Parts Versus Plans
What is the difference between Medicare Parts and Medicare Plans? I get this question every day. Imagine a person just starting to learn about Medicare and its confusion.
Now imagine trying to sign up for a Medicare plan without the knowledge of a local expert. It is exceedingly difficult. I have talked with many clients who attempted this once. Consequently, they all tell me, “Never again!”
The first term in Medicare you’ll probably hear is Part A and Part B. Above all, this is also known as Original Medicare. These ‘parts’ cover roughly 80% of your medical costs. For instance, you will be able to receive Part A at no cost as long as you have worked for at least 10 years in the U.S. In addition, those who haven’t will be required to pay a monthly premium for that. Part B comes at a monthly premium no matter what.
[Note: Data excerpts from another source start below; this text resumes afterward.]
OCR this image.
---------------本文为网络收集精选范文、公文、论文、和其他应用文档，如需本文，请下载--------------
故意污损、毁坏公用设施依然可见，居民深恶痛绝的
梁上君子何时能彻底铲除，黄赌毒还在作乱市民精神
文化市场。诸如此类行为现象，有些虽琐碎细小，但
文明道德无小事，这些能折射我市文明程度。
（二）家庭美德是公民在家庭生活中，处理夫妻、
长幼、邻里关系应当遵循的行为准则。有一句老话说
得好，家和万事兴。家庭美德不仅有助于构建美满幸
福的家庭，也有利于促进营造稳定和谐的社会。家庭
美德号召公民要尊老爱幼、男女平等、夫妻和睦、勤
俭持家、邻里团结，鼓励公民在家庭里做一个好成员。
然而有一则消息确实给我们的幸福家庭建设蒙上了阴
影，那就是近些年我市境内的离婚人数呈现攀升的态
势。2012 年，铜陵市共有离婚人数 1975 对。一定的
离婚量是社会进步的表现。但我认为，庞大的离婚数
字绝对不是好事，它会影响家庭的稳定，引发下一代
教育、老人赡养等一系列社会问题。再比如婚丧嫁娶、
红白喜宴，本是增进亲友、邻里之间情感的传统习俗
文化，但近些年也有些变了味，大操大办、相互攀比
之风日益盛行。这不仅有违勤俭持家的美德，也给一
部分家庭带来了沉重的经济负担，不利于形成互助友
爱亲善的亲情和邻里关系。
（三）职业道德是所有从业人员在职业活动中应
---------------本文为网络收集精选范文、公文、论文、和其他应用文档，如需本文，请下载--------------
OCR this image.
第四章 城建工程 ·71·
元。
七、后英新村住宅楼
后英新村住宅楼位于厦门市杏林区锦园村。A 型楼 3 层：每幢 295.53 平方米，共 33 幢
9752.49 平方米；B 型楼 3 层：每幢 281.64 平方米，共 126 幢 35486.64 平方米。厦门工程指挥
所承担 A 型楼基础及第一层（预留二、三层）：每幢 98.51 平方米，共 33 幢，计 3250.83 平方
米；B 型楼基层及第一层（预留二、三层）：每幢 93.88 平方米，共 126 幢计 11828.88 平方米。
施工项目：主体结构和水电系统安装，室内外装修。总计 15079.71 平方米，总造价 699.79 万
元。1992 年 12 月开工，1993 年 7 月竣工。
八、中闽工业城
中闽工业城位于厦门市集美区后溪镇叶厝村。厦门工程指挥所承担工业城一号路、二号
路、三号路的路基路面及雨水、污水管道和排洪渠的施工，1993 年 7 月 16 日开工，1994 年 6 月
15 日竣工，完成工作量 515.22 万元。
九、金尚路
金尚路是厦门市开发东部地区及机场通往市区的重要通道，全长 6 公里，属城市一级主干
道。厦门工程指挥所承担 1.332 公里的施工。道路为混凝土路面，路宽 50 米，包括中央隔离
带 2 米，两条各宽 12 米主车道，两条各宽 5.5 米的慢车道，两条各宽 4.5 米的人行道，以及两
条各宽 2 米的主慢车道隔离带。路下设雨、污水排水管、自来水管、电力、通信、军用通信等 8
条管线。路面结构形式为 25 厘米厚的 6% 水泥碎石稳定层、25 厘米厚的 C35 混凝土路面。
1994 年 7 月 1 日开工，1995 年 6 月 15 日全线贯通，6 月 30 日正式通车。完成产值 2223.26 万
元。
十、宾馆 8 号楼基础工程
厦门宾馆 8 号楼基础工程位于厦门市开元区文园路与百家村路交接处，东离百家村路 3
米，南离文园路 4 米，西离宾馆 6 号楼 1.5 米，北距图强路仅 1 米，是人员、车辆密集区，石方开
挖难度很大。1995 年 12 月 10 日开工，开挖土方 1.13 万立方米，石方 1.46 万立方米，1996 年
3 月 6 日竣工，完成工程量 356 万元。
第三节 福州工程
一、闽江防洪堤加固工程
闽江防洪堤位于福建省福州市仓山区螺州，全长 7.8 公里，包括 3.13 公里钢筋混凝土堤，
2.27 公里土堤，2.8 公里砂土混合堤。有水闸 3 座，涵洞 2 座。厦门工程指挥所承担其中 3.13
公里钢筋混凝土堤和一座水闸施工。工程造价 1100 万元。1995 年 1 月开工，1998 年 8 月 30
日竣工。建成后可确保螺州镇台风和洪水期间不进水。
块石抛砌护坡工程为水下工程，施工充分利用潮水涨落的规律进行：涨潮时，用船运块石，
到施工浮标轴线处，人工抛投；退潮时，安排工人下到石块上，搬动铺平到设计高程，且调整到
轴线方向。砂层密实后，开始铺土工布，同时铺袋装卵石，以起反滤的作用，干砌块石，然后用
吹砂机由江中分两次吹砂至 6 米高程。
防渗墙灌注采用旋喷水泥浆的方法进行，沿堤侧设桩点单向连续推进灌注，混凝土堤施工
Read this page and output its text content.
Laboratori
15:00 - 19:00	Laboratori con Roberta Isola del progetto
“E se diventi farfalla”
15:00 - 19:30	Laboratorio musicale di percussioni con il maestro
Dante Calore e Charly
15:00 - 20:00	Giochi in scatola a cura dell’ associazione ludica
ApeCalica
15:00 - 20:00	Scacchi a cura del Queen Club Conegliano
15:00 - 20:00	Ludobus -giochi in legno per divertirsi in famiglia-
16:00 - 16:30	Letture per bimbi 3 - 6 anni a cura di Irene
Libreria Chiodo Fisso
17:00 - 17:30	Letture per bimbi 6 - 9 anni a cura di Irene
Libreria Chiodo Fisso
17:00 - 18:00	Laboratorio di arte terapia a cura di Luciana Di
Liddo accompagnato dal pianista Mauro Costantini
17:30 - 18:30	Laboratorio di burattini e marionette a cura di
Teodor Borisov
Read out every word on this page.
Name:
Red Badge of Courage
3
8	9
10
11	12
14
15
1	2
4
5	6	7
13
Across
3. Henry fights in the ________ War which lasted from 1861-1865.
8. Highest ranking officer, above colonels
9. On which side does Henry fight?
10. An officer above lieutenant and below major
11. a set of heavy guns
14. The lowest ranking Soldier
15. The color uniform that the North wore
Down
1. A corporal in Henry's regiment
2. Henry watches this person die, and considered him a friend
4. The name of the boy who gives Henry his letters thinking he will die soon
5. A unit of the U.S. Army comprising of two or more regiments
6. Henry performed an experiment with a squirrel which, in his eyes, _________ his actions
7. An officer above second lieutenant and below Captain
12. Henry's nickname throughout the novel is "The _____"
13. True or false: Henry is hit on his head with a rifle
However, unlike part A, Part B is not required. I have met many clients who did not sign up for Part B due to the cost. Many have come back to me and said that was a mistake and they regret it. We can sign them up for Part B after they are originally eligible, however, that does come with a lifetime penalty. Part C (Medicare Advantage) is also voluntary. Part D is for prescription drugs.
Medicare Supplement is where Plans come in. Keep in mind, they range from Plan A through Plan K. Each plan has a slightly different benefit structure and monthly premium. For many of my clients they choose Medicare Supplement, Plan G. This is the highest benefit plan. Some clients signed up for Plan F before January 1st, 2020. Plan F is no longer available. This was a great option for many, unfortunately, it is not available for people first entering Medicare after January 1st of 2020.
In conclusion, Parts versus Plans is a confusing topic and it takes time to be able to use them correctly. Oftentimes, even I, an expert Medicare agent use the terms incorrectly. I may call Plan B, and Part G. That is okay. Working with a local Medicare expert can save time and headaches by sifting through all of the different letters and acronyms.